Using just a single image of a meal, NutriPic employs computer vision and deep learning techniques to identify food types and generate nutrition information for the user.
This application was built using Node.js v20.12.2 and Python using following libraries, packages, and modules:
- Express - Local Server
- multer - Middleware
- sharp - Image Conversion
- node-fetch - Fetch API
- requests - Python HTTP
- python-dotenv - Python Environment Variables
You must have a well supported-version of Python (including pip) installed, and of course an up-to-date node.js with the included node-modules. When the project is installed, run node server.js to start a localhost server on port 3000.
You will need a LogMeal API User Token stored in a .env file (API_USER_TOKEN=) in the same "base" directory as server.js.
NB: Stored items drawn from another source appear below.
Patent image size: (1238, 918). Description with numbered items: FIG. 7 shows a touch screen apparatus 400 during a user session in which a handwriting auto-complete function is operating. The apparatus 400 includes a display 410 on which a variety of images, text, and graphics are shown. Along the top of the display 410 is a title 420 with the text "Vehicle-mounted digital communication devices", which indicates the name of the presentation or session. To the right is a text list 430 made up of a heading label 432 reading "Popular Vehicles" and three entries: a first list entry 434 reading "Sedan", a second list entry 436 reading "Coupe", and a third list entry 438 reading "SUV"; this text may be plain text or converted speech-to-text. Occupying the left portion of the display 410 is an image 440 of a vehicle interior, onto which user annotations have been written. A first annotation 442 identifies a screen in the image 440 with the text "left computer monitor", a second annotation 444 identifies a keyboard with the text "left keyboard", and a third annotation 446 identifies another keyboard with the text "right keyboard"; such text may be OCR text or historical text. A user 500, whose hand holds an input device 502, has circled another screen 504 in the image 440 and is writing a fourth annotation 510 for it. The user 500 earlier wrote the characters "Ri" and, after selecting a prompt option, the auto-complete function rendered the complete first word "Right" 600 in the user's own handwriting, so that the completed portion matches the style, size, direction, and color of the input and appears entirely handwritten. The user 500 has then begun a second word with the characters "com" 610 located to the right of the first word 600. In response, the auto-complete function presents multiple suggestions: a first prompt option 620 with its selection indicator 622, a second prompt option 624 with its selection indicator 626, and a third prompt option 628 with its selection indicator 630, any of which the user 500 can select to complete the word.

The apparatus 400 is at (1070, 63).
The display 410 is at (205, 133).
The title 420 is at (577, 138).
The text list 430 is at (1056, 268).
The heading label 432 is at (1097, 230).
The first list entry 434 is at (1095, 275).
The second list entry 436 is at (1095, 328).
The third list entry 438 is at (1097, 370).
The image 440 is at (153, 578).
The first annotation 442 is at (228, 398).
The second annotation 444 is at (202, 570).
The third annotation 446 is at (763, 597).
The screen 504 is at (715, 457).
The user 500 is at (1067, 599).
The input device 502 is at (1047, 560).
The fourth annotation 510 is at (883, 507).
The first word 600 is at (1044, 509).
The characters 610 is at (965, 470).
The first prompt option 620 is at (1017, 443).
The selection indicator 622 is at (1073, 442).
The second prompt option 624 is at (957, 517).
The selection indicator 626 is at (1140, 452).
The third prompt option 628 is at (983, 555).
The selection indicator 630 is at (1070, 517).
This program utilizes the LogMeal API to retrieve food recognition and nutritional informational data. The front-end is built with HTML/CSS/Javascript, with a functional back-end that primarily uses Node.js, Express.js, and Python. After running the express server, the webpages are hosted on the localhost:3000.
The user may click the upload file button to input an image of a meal (according to the LogMeal API requirements), this captures the data of the image, passes it to server.js where it is converted to a .jpg file. The file is then passed to the LogMeal API for recognition and nutritional information. This information is downloaded as a .json and is parsed out for the client-side Javascript to display in the HTML page.